1) Duplicate elimination: This can be handled in the VFS. However, it would
clutter up the VFS code with a lot of wrappers around key VFS functions
to select the appropriate dentry/inode/etc. object from the underlying
branch. (You also need to provide efficient and sane readdir/seekdir
semantics which we do with our "On Disk Format" support.)

2) Copyup: Having a unified namespace by itself isn't enough. You also need
copy-on-write functionality when the source file is on a read-only
branch. This makes unioning much more useful and is one of the main
attractions to unionfs users.

3) Whiteouts: Whiteouts are a key unioning construct. As it was pointed out
at OLS 2006, they are a properly of the union and _NOT_ a branch.
Therefore, they should not be stored persistently on a branch but rather
in some "external" storage.

4) You also need unique and *persistent* inode numbers for network f/s
exports and other unix tools.

5) You need to provide dynamic branch management functionality: adding,
removing, and changing the mode of branches in an existing union.

We have considerable experience in unioning file systems for years now; we
are currently working on the third generation of the code. All of the above
features, and more, are USED by users, and are NEEDED by users.

We believe the right approach is the one we've taken, and is the least
intrusive: a standalone (stackable) file system that doesn't clutter the
VFS, with some small and gradual changes to the VFS to support stacking. As
you may have noticed, we have been successfully submitting VFS patches to
make the VFS more stacking friendly (not just to Unionfs, but also to
eCryptfs which has been in since 2.6.19).

The older Union mounts, alas, try to put all that functionality into the
VFS. We recognize that some people think that union mounts at the VFS level
is the "elegant" approach, but we hope people will listen to us and learn
from our experience: unioning may seem simple in principle, but it is
difficult in practice. (See http://unionfs.fileystems.org/ for a lot more
info.) So we don't think that is a viable long term approach to have all of
the unioning functionality in the VFS for two main reasons:

(1) If you want users to use a VFS-level unioning functionality ala
union-mounts, then you're going to have to implement *all* of the
features we have implemented; the VFS clutter and complexity that will
result will be very considerable, and we just don't think that it'd
happen.

(2) Some may suggest to have a lightweight union mounts that only offers a
subset of the functionality that's suitable for placing in the VFS. In
that case, most unionfs users simply won't use it.
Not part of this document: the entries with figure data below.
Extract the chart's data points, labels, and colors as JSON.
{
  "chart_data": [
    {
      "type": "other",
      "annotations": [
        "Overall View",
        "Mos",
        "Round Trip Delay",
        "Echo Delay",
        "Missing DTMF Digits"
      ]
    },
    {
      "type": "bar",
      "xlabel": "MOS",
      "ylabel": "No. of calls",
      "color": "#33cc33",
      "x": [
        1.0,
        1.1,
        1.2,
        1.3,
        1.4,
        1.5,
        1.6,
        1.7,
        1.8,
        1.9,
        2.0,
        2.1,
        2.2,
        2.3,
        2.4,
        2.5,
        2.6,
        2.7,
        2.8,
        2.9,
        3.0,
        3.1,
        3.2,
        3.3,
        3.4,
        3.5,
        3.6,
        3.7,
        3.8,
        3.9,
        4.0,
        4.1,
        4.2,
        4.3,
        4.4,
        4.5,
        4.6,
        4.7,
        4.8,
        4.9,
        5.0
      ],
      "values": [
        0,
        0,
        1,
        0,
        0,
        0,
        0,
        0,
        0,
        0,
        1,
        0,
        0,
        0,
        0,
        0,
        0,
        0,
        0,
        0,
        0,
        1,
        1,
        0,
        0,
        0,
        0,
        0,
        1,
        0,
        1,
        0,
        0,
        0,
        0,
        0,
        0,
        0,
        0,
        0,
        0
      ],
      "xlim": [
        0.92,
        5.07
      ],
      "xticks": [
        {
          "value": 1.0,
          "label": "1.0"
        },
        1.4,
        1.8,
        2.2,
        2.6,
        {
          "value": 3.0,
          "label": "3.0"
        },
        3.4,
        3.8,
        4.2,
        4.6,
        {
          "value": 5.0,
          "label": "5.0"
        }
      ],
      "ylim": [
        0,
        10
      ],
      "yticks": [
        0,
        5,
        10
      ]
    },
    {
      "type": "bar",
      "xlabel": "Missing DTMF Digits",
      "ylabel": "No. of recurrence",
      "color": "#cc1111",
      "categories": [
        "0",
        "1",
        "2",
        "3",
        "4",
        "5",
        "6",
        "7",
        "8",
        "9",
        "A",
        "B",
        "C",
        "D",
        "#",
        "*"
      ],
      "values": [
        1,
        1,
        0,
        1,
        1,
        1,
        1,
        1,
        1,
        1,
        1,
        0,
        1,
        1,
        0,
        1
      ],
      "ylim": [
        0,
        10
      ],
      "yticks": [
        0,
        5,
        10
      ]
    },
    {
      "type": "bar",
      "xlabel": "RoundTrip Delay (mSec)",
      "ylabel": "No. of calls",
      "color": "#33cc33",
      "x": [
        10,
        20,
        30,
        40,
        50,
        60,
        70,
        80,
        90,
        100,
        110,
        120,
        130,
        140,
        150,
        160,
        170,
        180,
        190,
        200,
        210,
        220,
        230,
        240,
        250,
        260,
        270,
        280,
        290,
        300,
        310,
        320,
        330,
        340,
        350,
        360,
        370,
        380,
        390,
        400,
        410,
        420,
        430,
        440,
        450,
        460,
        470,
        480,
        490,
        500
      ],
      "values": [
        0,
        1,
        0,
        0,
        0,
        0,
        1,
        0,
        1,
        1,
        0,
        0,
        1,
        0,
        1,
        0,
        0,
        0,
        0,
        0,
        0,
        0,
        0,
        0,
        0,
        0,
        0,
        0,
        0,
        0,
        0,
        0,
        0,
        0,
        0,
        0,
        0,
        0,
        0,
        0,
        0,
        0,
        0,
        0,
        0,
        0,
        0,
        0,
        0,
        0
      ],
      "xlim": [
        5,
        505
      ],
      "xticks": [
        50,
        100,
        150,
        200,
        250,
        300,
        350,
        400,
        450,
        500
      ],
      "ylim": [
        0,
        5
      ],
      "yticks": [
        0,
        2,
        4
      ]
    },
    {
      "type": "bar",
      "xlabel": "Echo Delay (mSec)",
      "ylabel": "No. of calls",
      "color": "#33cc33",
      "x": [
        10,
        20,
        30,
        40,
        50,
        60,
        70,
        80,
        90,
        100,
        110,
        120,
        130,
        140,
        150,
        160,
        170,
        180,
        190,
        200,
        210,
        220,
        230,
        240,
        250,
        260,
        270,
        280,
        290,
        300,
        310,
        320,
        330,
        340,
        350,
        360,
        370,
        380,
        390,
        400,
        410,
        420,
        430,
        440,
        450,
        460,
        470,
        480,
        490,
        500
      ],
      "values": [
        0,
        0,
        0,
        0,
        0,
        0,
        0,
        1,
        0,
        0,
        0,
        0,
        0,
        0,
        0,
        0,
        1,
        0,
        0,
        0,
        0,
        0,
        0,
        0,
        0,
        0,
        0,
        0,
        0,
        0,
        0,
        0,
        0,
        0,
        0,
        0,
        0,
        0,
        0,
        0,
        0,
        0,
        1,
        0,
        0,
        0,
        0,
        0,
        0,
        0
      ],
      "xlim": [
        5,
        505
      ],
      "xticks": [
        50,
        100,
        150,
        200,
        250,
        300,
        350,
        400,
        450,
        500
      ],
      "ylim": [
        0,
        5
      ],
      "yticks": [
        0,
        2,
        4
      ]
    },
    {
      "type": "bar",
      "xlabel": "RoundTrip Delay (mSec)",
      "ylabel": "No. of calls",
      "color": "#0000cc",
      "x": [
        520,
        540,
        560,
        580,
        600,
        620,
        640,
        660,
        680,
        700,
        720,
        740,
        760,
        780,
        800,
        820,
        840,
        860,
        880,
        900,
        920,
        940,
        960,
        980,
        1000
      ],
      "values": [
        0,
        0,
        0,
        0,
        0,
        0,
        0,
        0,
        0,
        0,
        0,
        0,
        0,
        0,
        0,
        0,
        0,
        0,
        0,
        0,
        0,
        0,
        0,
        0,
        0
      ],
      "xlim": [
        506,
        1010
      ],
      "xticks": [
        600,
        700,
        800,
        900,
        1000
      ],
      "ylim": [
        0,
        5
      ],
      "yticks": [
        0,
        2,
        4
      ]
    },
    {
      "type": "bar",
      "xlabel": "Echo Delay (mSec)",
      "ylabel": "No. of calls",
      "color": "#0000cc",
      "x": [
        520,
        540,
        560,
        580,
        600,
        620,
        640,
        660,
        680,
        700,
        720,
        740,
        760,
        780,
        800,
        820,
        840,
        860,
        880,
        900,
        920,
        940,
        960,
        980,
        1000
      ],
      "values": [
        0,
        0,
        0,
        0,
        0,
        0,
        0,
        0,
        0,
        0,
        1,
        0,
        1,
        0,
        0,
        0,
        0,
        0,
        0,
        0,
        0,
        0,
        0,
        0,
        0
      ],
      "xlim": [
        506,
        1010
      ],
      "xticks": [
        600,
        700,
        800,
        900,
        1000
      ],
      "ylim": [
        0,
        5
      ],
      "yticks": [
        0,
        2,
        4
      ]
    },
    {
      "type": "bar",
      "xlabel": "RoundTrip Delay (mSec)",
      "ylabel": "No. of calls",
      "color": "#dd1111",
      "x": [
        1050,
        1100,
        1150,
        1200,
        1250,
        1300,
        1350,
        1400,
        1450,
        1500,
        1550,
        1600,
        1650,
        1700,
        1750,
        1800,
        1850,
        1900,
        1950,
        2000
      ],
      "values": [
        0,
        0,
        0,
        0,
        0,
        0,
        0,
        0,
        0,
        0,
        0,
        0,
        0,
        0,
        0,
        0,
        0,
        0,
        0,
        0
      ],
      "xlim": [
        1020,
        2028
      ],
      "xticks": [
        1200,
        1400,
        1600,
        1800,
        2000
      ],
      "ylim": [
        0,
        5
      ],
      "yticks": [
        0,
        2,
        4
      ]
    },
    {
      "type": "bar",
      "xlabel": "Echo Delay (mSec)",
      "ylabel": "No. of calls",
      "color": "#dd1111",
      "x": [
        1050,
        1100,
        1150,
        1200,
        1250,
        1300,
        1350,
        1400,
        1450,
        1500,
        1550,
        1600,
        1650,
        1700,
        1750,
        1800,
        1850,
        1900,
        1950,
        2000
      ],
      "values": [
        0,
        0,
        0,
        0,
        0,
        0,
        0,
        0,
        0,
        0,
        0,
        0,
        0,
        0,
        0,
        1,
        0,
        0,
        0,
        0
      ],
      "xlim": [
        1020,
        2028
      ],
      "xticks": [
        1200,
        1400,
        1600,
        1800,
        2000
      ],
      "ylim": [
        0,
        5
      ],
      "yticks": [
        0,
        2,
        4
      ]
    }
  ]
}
You'd need union
mounts to provide ALL of the functionality that we have TODAY, if you
want users to it.

As far as we can see the remaining stumbling block right now is cache
coherency between the layers. Whether you provide unioning as a stackable
f/s or shoved into the VFS, coherency will have to be addressed. In our
upcoming paper and talk at OLS'07, we plan to bring up and discuss several
ideas we've explored already on how to resolve this incoherency. Our ideas
range from complex graph-based pointer management between objects of all
sorts, to simple timestamp-based VFS hooks. (We've been experimenting with
several approaches and so far we're leaning toward the simple timestamp
based on, again in the interest of keeping the VFS changes simple. We hope
to have more results to report by OLS time.)

Josef "Jeff" Sipek, on behalf of the Unionfs team.